Private Email Woes Infect The Private Sector
Vice Chancellor J. Travis Laster’s ruling in Amalgamated Bank v. Yahoo!, Inc., C.A. No. 10774-VCL (Del. Ch. Feb. 2, 2016) should sound a tocsin to directors that their “private” emails may not be so private. The ruling addressed Amalgamated Bank’s demand to inspect the books and records of Yahoo! pursuant to Section 220 of the Delaware General Corporation Law. The bank sought to inspect, among other things, documents that reflect discussions or decisions of Yahoo’s full Board or Committee. Documents covered by the demand included emails to and from the directors, from management or the compensation consultant, emails among the directors themselves, and documents and communications prepared by Yahoo officers and employees about the Board‘s deliberations.

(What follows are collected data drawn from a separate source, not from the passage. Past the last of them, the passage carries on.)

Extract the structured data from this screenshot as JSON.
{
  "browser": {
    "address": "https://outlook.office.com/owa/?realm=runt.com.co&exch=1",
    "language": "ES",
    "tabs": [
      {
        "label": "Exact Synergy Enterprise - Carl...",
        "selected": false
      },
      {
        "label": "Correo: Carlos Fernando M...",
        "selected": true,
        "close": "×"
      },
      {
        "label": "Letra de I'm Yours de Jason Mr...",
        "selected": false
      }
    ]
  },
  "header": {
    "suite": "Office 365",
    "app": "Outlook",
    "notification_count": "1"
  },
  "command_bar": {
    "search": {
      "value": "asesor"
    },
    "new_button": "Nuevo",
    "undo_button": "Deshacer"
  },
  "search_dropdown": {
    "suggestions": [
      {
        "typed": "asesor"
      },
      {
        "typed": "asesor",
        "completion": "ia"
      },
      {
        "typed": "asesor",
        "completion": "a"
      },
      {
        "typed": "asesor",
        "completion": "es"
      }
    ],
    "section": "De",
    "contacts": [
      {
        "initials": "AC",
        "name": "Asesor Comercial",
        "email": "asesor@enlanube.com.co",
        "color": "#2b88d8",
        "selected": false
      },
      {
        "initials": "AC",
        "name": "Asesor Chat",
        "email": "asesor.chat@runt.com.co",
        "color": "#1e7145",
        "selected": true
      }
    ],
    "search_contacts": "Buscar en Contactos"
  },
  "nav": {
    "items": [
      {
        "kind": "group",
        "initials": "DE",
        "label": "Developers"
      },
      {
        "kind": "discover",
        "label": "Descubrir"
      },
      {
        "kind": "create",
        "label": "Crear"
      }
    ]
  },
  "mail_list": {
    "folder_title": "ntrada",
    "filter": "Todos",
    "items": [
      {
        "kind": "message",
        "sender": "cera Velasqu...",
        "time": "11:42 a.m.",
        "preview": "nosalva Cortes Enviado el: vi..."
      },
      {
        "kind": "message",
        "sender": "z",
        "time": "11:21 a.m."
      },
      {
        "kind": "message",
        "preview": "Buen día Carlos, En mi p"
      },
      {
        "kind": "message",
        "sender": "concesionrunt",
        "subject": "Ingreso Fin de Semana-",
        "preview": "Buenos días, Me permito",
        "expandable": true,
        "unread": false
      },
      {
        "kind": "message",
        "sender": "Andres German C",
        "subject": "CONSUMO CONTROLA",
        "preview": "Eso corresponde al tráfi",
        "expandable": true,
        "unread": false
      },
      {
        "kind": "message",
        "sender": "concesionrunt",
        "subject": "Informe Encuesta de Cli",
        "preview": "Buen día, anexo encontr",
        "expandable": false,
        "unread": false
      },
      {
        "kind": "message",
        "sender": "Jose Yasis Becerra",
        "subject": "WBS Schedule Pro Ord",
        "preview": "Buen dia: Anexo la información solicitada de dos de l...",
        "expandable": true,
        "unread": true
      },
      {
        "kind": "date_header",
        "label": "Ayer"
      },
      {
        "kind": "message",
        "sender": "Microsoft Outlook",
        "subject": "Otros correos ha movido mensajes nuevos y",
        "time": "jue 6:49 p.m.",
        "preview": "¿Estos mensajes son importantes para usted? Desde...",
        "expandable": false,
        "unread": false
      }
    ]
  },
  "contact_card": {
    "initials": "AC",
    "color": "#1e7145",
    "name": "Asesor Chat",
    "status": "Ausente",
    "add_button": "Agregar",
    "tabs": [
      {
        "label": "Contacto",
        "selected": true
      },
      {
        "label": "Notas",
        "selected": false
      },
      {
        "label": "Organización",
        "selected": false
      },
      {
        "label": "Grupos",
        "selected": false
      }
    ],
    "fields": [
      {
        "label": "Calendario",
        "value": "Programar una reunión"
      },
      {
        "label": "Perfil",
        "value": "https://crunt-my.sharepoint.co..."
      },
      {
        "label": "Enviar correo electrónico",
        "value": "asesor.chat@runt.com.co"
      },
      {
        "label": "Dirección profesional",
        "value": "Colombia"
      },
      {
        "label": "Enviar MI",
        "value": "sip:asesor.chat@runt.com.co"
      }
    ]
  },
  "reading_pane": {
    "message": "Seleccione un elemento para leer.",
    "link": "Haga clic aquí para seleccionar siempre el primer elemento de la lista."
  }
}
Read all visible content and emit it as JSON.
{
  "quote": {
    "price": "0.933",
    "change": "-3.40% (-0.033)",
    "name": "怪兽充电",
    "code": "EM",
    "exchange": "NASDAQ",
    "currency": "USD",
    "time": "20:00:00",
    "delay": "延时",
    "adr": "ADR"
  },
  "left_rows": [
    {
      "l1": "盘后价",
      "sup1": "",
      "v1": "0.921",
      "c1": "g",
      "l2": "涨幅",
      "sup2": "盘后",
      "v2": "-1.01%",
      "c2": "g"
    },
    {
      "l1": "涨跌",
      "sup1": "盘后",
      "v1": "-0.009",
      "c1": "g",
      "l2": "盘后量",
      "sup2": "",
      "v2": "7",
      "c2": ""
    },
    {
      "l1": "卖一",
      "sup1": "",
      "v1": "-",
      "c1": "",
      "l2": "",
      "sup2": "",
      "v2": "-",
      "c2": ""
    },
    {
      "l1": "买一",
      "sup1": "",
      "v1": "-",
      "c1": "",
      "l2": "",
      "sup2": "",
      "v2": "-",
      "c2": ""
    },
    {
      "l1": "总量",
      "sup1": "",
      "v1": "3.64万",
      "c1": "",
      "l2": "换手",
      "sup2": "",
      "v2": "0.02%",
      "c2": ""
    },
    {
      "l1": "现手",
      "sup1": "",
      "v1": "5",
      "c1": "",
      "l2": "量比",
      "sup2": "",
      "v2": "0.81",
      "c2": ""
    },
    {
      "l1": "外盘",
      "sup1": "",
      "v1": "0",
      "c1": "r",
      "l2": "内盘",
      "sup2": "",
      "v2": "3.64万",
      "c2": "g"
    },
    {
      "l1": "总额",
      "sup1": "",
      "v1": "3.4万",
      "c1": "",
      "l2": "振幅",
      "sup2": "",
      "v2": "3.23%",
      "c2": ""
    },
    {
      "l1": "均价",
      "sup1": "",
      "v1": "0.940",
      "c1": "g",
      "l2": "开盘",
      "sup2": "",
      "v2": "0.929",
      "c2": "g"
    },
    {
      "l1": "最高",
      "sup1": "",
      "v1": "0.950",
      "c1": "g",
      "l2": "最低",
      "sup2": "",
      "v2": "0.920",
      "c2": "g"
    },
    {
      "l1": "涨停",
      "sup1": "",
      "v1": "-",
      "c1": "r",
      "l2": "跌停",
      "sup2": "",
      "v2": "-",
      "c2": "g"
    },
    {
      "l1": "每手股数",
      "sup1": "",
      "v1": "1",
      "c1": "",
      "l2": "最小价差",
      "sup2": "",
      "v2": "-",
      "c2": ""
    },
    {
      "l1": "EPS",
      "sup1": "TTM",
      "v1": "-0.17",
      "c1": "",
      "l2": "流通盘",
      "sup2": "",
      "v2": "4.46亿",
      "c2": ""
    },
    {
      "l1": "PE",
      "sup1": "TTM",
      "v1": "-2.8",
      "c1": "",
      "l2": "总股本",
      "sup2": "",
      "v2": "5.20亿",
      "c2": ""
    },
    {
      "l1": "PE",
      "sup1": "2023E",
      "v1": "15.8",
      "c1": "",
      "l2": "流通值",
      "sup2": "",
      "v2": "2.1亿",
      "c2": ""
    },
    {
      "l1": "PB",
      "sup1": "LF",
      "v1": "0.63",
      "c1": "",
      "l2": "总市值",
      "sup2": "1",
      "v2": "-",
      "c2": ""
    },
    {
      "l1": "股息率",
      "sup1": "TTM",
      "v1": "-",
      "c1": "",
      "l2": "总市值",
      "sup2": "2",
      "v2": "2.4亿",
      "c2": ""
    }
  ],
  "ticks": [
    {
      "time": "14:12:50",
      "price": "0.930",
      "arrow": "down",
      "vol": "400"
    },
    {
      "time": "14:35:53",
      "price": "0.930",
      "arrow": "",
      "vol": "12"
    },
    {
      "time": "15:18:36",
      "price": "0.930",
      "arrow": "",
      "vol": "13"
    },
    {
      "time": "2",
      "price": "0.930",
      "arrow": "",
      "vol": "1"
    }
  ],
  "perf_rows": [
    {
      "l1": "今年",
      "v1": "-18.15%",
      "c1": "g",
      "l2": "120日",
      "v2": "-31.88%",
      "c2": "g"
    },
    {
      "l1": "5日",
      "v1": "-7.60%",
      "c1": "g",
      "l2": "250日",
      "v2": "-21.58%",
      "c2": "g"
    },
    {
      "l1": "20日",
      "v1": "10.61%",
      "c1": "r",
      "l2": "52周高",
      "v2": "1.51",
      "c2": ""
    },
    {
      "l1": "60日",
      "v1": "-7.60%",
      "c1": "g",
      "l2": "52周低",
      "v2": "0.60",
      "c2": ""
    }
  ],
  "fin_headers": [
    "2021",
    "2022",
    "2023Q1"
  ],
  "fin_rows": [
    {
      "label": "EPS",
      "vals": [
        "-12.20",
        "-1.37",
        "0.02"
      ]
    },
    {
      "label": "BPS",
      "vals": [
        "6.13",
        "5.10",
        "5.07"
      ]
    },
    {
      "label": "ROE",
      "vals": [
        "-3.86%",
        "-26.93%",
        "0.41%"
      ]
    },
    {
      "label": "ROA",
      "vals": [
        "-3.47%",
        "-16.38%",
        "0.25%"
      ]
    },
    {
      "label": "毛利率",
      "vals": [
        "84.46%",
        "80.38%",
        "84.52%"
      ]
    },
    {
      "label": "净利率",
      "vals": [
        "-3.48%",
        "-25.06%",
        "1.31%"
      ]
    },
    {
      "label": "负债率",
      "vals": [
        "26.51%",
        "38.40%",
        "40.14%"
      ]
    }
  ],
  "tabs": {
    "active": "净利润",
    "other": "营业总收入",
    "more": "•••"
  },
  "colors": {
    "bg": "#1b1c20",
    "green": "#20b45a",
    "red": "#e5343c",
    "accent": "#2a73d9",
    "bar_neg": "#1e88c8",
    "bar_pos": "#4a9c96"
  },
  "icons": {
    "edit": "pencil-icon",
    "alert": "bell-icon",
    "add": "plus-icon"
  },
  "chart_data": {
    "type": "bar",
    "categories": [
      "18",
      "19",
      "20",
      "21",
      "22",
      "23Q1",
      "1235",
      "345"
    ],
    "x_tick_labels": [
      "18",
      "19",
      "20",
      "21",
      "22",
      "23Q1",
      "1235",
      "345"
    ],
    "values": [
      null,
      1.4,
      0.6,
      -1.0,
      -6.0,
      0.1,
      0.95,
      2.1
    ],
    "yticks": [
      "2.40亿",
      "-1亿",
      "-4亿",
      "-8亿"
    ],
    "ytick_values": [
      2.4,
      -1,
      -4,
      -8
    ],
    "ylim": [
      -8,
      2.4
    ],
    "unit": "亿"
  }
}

Vice Chancellor Laster found that emails were records subject to inspection under Section 220 and that through Delaware’s jurisdiction over a corporation, a court can compel production of documents in the possession of officers, directors, and managing agents of the firm. According to the Vice Chancellor, the court can impose sanctions or other consequences on the firm if the officer, director, or managing agent fails to comply. He further noted that if a personal email account was used to conduct corporate business, the email is subject to production under Section 220. Directors and corporate officers should therefore take heed that emails concerning corporate business may be subject to disclosure even if conducted using a private email address.